Viewers stream to new Internet-based entertainment channels


Maroon Echo graphic

Hailey Darsoo and Layla Milza

  When you are bored and have nothing to do – and let’s face it, that’s the norm these days – watching shows and movies seems to be the thing to do.  

     And with 78 percent of consumers paying for some type of internet video streaming thanks to the pandemic, according to Media Play News, chances are you watched Netflix, Hulu, or Amazon Prime. That’s an 18 percent rise in streaming subscriptions over 2019 and a huge increase from 2009, when just 10 percent of consumers subscribed to a streaming service.

     “Streaming has made my life easier because I don’t have to flip through the channel guide to see what’s on and don’t have to wait a week to see the new episode of a show I like,” said Daniel Garcia, junior. “With streaming, I can watch whatever show I want, whenever I feel like it.”

     Streaming is a method of transmitting or receiving data from a computer network. According to PC Mag, the top three streaming services of 2020 were Netflix, Youtube TV, and Hulu+, while Survey Monkey found people watch Netflix, Hulu, and Amazon Prime. (for an infographic looking at some popular streaming sites, click here)

     “I find myself watching more streaming services because I no longer have cable,” said Laura Moakley, art teacher. “I like having control over what I watch. I love no commercials, the variety of shows – there is just so much out there.” 

   People like Moakley who have dropped cable after a long time are said to have “cut the cord.” Major pay TV-providers reported declines in subscribers to traditional cable and satellite television packages, according to Fortune. And in the US last year, Netflix had about 74 million subscribers, 31 million more than cable giant HBO. 

   “I don’t think ‘cutting the cord’ can save significant amounts of money because I’ve tried and with all streaming services, you need the internet,” said Matt Pasca, English teacher. “Pretty much all cable services come as a package with cable and internet, so it’s hard to get rid of cable entirely.

     Cable TV is still “alive,” but a person’s age makes a difference. According to a study by Survey Monkey, half of the respondents who said that they still watch cable are 60 years and older while over a quarter of  18-29-year-olds say they prefer streaming services. People who have cable say that they plan on getting rid of their services in the near future.  

     “I believe that adults prefer cable TV because that’s what they’ve always known,” said Jazmine Torres, senior. “Teens prefer streaming services because it’s more convenient and easier to binge-watch,”     

     The success of streaming is due to the convenience and pricing, according to Forbes. On Long Island, basic cable is between $75-$85 a month and premiere services such as Showtime and HBO can be anywhere from $10-$15 more a month. Subtracting the cost of monthly internet fees, which most people have in addition to their cable subscription, Netflix is about $10, while Hulu is about six dollars. Some streamers like Crackle and Tubi offer free movies and TV.

      “With streaming nowadays, most people get rid of cable because it saves money,” said Brandon Hosein, senior. “I barely watch TV because I have Netflix and other streaming sites.” 

     According to Young Hollywood, Streaming services let viewers choose what to watch from a wide spread of content, with 80 percent of what Netflix customers watch coming from their personalized recommendations. 

     “I like the streaming shows better than TV because the commercials are not there,” said Myles Rabin, junior. “I think the reason regular TV shows lose viewers is that there’s a lot of commercials. With streaming, people just move on to the next show to watch without interruption.” 
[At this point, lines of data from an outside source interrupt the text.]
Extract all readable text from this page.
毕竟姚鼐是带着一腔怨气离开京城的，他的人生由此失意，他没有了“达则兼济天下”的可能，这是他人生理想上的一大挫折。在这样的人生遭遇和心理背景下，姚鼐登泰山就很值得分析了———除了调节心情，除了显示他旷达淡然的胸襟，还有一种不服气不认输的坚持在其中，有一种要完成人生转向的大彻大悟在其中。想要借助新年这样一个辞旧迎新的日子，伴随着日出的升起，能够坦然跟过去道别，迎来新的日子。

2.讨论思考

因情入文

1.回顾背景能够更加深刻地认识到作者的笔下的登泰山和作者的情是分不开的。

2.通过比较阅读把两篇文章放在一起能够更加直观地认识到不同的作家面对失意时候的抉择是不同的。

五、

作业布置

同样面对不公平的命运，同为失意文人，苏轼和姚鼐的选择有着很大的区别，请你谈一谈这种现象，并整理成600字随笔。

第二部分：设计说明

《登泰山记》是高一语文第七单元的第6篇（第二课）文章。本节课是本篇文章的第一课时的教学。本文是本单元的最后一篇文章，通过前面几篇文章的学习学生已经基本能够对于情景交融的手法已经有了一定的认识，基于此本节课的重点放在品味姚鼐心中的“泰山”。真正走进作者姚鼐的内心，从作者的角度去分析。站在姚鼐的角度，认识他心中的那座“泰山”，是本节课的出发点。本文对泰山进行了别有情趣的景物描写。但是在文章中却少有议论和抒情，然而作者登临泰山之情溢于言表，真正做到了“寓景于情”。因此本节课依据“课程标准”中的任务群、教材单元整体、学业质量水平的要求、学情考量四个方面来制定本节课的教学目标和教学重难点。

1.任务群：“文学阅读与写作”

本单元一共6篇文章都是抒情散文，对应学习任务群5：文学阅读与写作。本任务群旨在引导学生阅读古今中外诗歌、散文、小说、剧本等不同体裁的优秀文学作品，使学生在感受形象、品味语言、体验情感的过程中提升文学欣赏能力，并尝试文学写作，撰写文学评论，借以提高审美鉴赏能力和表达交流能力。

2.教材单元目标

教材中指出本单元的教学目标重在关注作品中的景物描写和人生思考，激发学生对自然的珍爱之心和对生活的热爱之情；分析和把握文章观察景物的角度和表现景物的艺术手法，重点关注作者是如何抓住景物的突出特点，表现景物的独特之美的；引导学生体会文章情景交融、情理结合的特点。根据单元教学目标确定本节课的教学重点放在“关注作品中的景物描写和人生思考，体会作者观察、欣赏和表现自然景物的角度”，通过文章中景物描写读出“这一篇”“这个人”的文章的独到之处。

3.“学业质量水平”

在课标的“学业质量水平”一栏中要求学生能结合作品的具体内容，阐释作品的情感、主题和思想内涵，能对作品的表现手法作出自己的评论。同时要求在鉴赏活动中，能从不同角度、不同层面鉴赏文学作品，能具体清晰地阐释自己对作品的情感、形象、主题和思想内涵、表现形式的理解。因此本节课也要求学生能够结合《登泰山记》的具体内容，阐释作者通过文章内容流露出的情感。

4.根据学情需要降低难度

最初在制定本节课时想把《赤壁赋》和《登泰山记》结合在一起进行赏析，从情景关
      By cutting the cord and switching to Internet-based TV,  viewers can watch their own collection of movies and TV shows, according to Quora. Marketing Charts reports that the percentage of households that are watching premium video on their phones on a weekly basis has increased from 23 percentage in 2019 to 30 percent in 2020.

      “Today, we use subscription outlets like Netflix, Hulu, Disney+, Apple TV,” said Franchesca Moreno, junior. “With these outlets, we’re able to bring them anywhere we go by just bringing our electronic devices.” 

     The streaming industry has become so massive that many networks are creating their own online channels, with NBC  launching Peacock in the middle of the pandemic and CBS turning its CBS All Access into Paramount+, a service taps into a vast catalog of old tv shows and movies. Hulu was already home to day-after-broadcast episodes of ABC shows.  Even cable giant HBO has gotten into the streaming game with HBO Max, which offers Warner Brothers movies and TV shows along with its original shows. 

     “Every time I speak to my students in terms of what they watch, they all watch via streaming, rarely do they actually put on a TV anymore,” said Ms. Kalter, English teacher. “We’re in a time in a society where we want immediate gratification; we don’t want to wait for the next episode.”